The IMW Group is a profitable and well managed company which has built up a significant client base, including such brand names as Asda, Comet, EasyJet, First Choice, Interflora and The Carphone Warehouse. The Group has a strong reputation within the industry for professionalism and driving return on investment for its clients. The Group was founded in 1999 and currently employs 108 staff. Turnover for the rolling twelve months preceding June 2007 amounted to £69 million and gross profit for the same period was £7.8 million. The acquisition complements and expands TradeDoubler’s existing performance-based product portfolio which includes affiliate marketing, online advertising campaigns, pay-per-call and an online tracking and ad-serving technology. The newly combined offering has great synergies for both TradeDoubler’s and The IMW Group’s client bases. Search engine marketing and affiliate marketing are the largest direct response online marketing channels, with significant growth forecasted in both areas. The Search Works is active in the UK, while The Technology Works has additional presence in Europe and in Asia. TradeDoubler has an extensive presence throughout Europe which spans 18 countries.
“Product expansion and further internationalisation are key components in TradeDoubler’s growth strategy.

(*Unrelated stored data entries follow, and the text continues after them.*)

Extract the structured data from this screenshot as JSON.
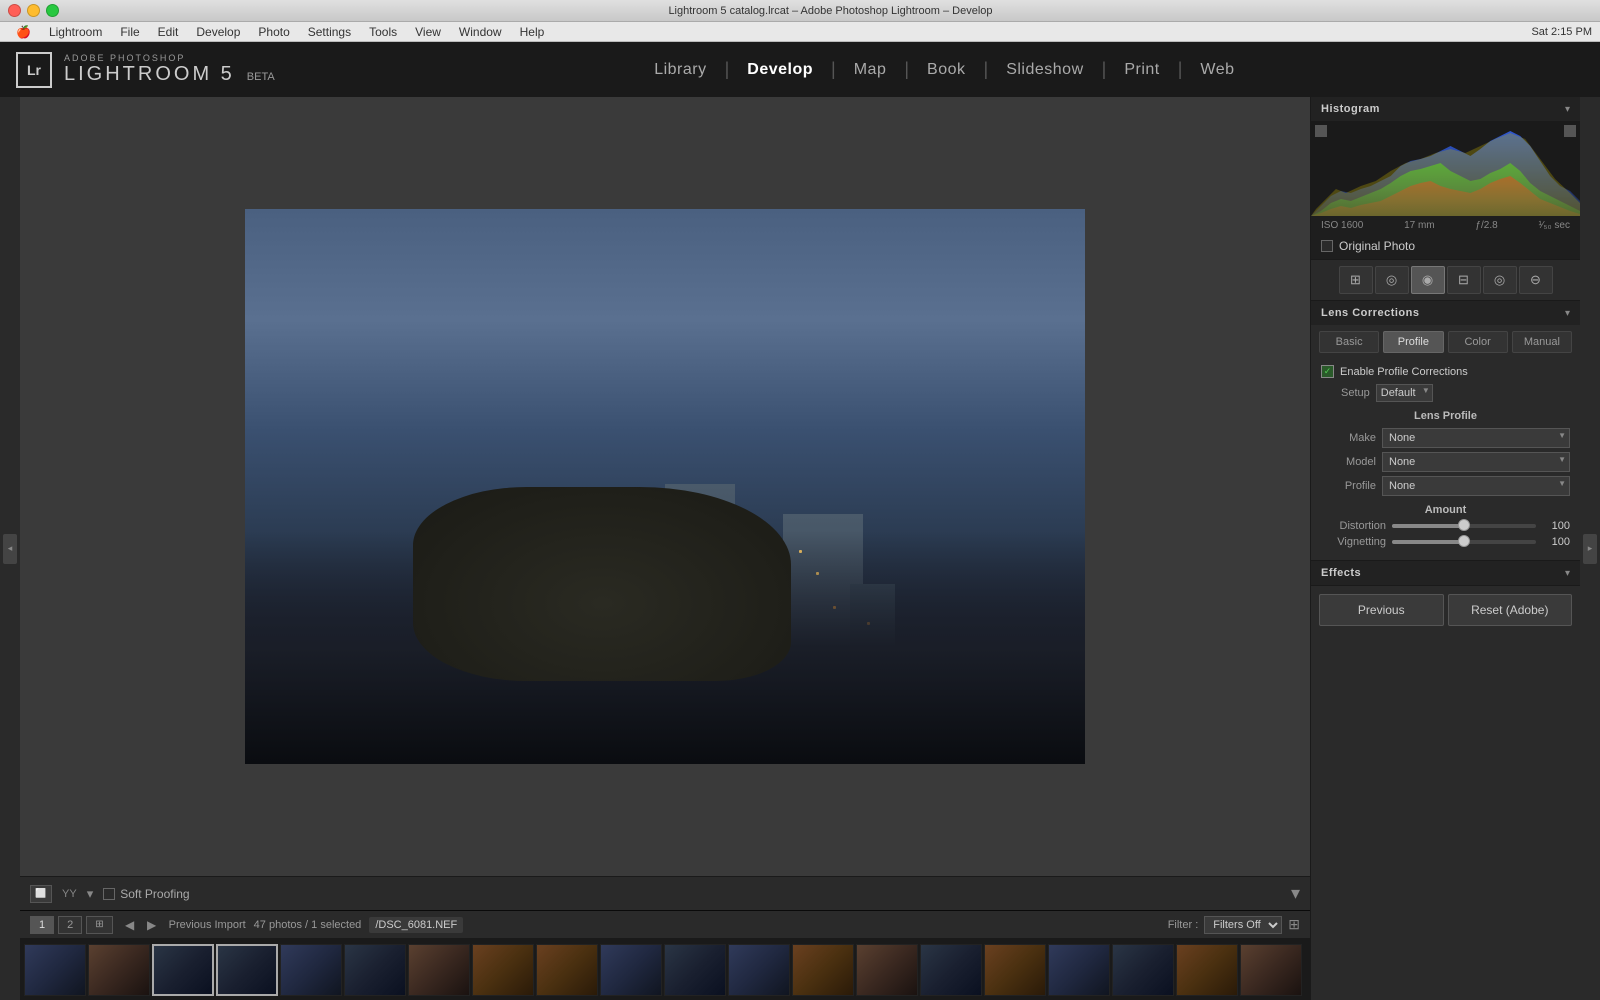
{
  "window": {
    "title": "Lightroom 5 catalog.lrcat – Adobe Photoshop Lightroom – Develop",
    "close_label": "×",
    "minimize_label": "–",
    "maximize_label": "+"
  },
  "mac_menu": {
    "items": [
      "🍎",
      "Lightroom",
      "File",
      "Edit",
      "Develop",
      "Photo",
      "Settings",
      "Tools",
      "View",
      "Window",
      "Help"
    ]
  },
  "app": {
    "logo_sub": "ADOBE PHOTOSHOP",
    "logo_main": "LIGHTROOM 5",
    "logo_beta": "BETA",
    "lr_icon": "Lr"
  },
  "nav": {
    "items": [
      "Library",
      "Develop",
      "Map",
      "Book",
      "Slideshow",
      "Print",
      "Web"
    ],
    "active": "Develop",
    "separators": [
      "|",
      "|",
      "|",
      "|",
      "|",
      "|"
    ]
  },
  "histogram": {
    "title": "Histogram",
    "meta": {
      "iso": "ISO 1600",
      "focal": "17 mm",
      "aperture": "ƒ/2.8",
      "shutter": "¹⁄₅₀ sec"
    },
    "original_photo_label": "Original Photo"
  },
  "tools": {
    "buttons": [
      "⊞",
      "◎",
      "◉",
      "⊟",
      "◎",
      "⊖"
    ]
  },
  "lens_corrections": {
    "title": "Lens Corrections",
    "tabs": [
      "Basic",
      "Profile",
      "Color",
      "Manual"
    ],
    "active_tab": "Profile",
    "enable_profile_label": "Enable Profile Corrections",
    "setup_label": "Setup",
    "setup_value": "Default",
    "lens_profile_title": "Lens Profile",
    "make_label": "Make",
    "make_value": "None",
    "model_label": "Model",
    "model_value": "None",
    "profile_label": "Profile",
    "profile_value": "None",
    "amount_title": "Amount",
    "distortion_label": "Distortion",
    "distortion_value": "100",
    "distortion_pct": 50,
    "vignetting_label": "Vignetting",
    "vignetting_value": "100",
    "vignetting_pct": 50
  },
  "effects": {
    "title": "Effects"
  },
  "bottom_buttons": {
    "previous_label": "Previous",
    "reset_label": "Reset (Adobe)"
  },
  "toolbar": {
    "soft_proofing_label": "Soft Proofing"
  },
  "filmstrip": {
    "tab1": "1",
    "tab2": "2",
    "import_label": "Previous Import",
    "photos_count": "47 photos / 1 selected",
    "file_name": "/DSC_6081.NEF",
    "filter_label": "Filter :",
    "filter_value": "Filters Off"
  }
}
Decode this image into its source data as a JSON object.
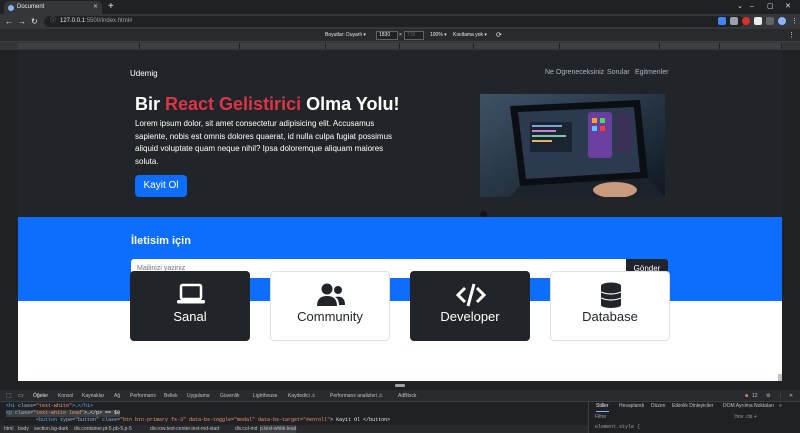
{
  "browser": {
    "tab_title": "Document",
    "new_tab": "+",
    "url_host": "127.0.0.1",
    "url_rest": ":5500/index.html#",
    "win_min": "–",
    "win_max": "▢",
    "win_close": "✕"
  },
  "device_toolbar": {
    "dimensions_label": "Boyutlar: Duyarlı ▾",
    "width": "1830",
    "times": "×",
    "height_placeholder": "716",
    "zoom": "100% ▾",
    "throttle": "Kısıtlama yok ▾"
  },
  "site": {
    "brand": "Udemig",
    "nav": [
      "Ne Ogreneceksiniz",
      "Sorular",
      "Egitmenler"
    ],
    "hero": {
      "title_pre": "Bir ",
      "title_accent": "React Gelistirici",
      "title_post": " Olma Yolu!",
      "lead": "Lorem ipsum dolor, sit amet consectetur adipisicing elit. Accusamus sapiente, nobis est omnis dolores quaerat, id nulla culpa fugiat possimus aliquid voluptate quam neque nihil? Ipsa doloremque aliquam maiores soluta.",
      "cta": "Kayit Ol"
    },
    "contact": {
      "title": "İletisim için",
      "placeholder": "Mailinizi yaziniz",
      "button": "Gönder"
    },
    "cards": [
      {
        "label": "Sanal",
        "icon": "laptop-icon",
        "dark": true
      },
      {
        "label": "Community",
        "icon": "users-icon",
        "dark": false
      },
      {
        "label": "Developer",
        "icon": "code-icon",
        "dark": true
      },
      {
        "label": "Database",
        "icon": "database-icon",
        "dark": false
      }
    ]
  },
  "devtools": {
    "tabs": [
      "Öğeler",
      "Konsol",
      "Kaynaklar",
      "Ağ",
      "Performans",
      "Bellek",
      "Uygulama",
      "Güvenlik",
      "Lighthouse",
      "Kaydedici ⚠",
      "Performans analizleri ⚠",
      "AdBlock"
    ],
    "issues_count": "12",
    "elements": [
      {
        "tag_open": "<h1 ",
        "attr": "class=",
        "val": "\"text-white\"",
        "rest": ">…</h1>"
      },
      {
        "tag_open": "<p ",
        "attr": "class=",
        "val": "\"text-white lead\"",
        "rest": ">…</p> == $0"
      },
      {
        "tag_open": "<button ",
        "attr": "type=\"button\" class=",
        "val": "\"btn btn-primary fs-3\" data-bs-toggle=\"modal\" data-bs-target=\"#enroll\"",
        "rest": "> Kayit Ol </button>"
      }
    ],
    "breadcrumbs": [
      "html",
      "body",
      "section.bg-dark",
      "div.container.pt-5.pb-5.p-5",
      "div.row.text-center.text-md-start",
      "div.col-md",
      "p.text-white.lead"
    ],
    "styles_tabs": [
      "Stiller",
      "Hesaplandı",
      "Düzen",
      "Etkinlik Dinleyiciler",
      "DOM Ayrılma Noktaları",
      "»"
    ],
    "filter": "Filtre",
    "filter_right": ":hov  .cls  +",
    "element_style": "element.style {"
  }
}
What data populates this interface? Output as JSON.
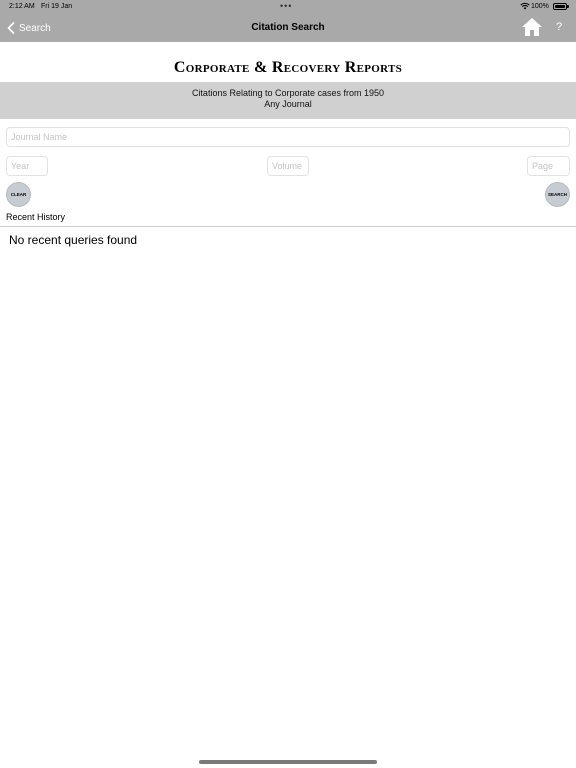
{
  "status_bar": {
    "time": "2:12 AM",
    "date": "Fri 19 Jan",
    "dots": "•••",
    "battery": "100%"
  },
  "nav": {
    "back_label": "Search",
    "title": "Citation Search",
    "help_label": "?",
    "home_icon": "home-icon"
  },
  "brand": {
    "title": "Corporate & Recovery Reports"
  },
  "banner": {
    "line1": "Citations Relating to Corporate cases from 1950",
    "line2": "Any Journal"
  },
  "form": {
    "journal_placeholder": "Journal Name",
    "journal_value": "",
    "year_placeholder": "Year",
    "year_value": "",
    "volume_placeholder": "Volume",
    "volume_value": "",
    "page_placeholder": "Page",
    "page_value": "",
    "clear_label": "CLEAR",
    "search_label": "SEARCH"
  },
  "history": {
    "heading": "Recent History",
    "empty_message": "No recent queries found"
  },
  "colors": {
    "nav_bar": "#a9a9a9",
    "banner": "#d0d0d0",
    "round_button": "#c6ccd1"
  }
}
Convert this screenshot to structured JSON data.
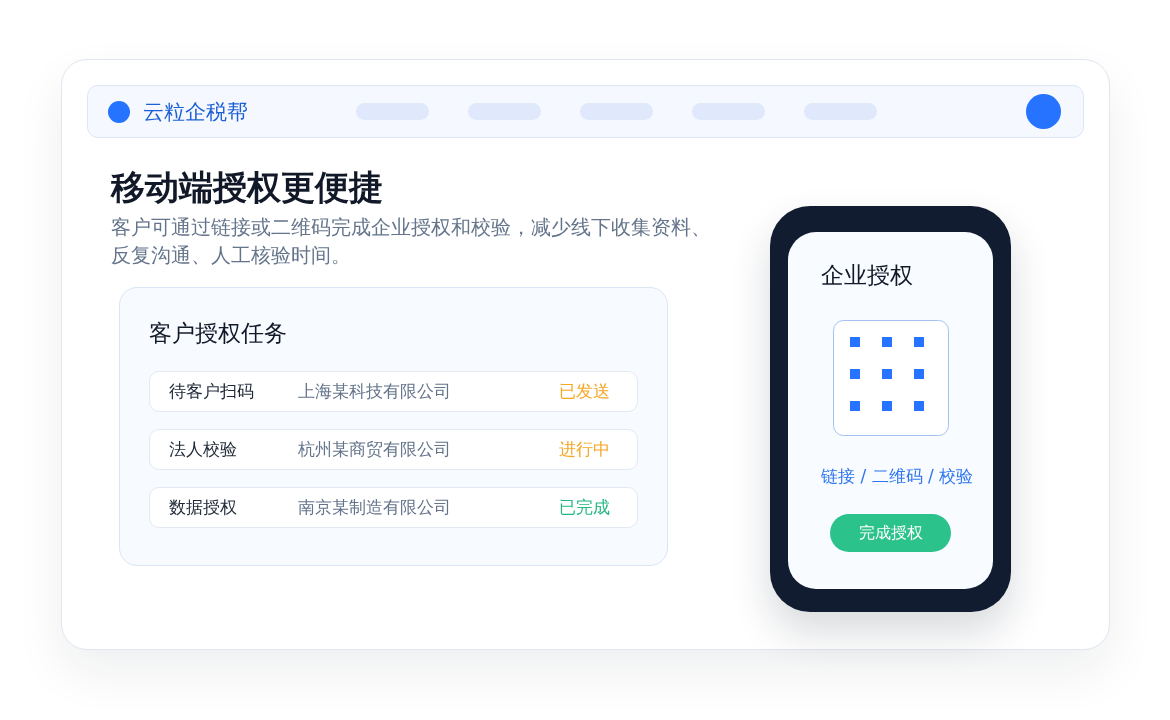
{
  "header": {
    "brand": "云粒企税帮"
  },
  "hero": {
    "title": "移动端授权更便捷",
    "description": "客户可通过链接或二维码完成企业授权和校验，减少线下收集资料、反复沟通、人工核验时间。"
  },
  "task_panel": {
    "title": "客户授权任务",
    "rows": [
      {
        "task": "待客户扫码",
        "company": "上海某科技有限公司",
        "status": "已发送",
        "color": "#f5a623"
      },
      {
        "task": "法人校验",
        "company": "杭州某商贸有限公司",
        "status": "进行中",
        "color": "#f5a623"
      },
      {
        "task": "数据授权",
        "company": "南京某制造有限公司",
        "status": "已完成",
        "color": "#25b882"
      }
    ]
  },
  "phone": {
    "title": "企业授权",
    "caption": "链接 / 二维码 / 校验",
    "button": "完成授权"
  }
}
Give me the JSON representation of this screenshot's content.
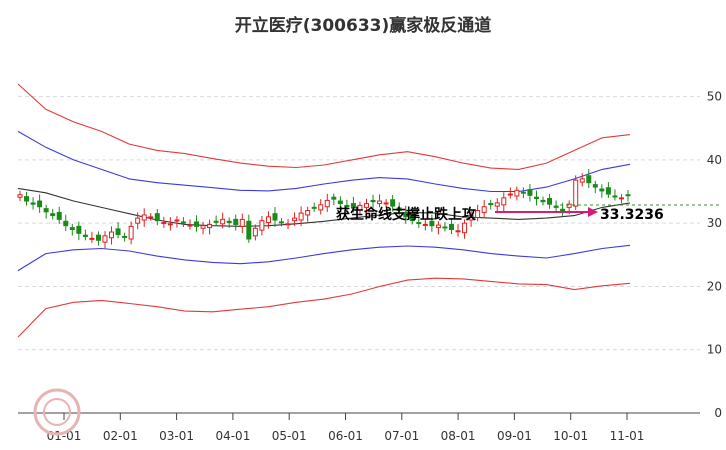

The acquisition addresses both these areas by rolling out The Search Works and The Technology Works throughout Europe and by utilising The Technology Works’ Asian foothold to assess the roll out of TradeDoubler’s product offerings into Asian markets.” says William Cooper, CEO, TradeDoubler.
Nick Hynes, CEO, The IMW Group adds, “There is a natural affinity between TradeDoubler’s products and services and the search management technology that we offer. We also believe there is a strong cultural fit between our two organisations. Together we will be able to offer unprecedented online marketing services and tools to a range of clients across Europe and beyond.”
TradeDoubler also released its second quarter financial results today and reported strengthened gross profit margins and solid revenue and gross profit performance. Revenues for the period from April to June 2007 increased by 27.9%, compared to the same period in 2006, to reach SEK 512.6 million (approx €56m) and gross profit was up 25.4% to SEK 143 million (approx €15.5)
About TradeDoublerTradeDoubler is a Pan-European digital marketing company offering a range of performance-based marketing solutions. TradeDoubler’s products and services provide companies with the tools and expertise to drive results online whether they are looking to generate sales or drive brand awareness. Headquartered in Sweden, the company boasts a unique European reach with local offices in 16 countries across Europe and a presence in a further two countries. With a breadth of expertise across multiple industry sectors and a network of more than 118,000 website publishers TradeDoubler helps deliver online results for over 1,200 advertisers across Europe including a mix of local and international companies such as Apple Store, Dell, Telia Sonera, eBay and Kelkoo.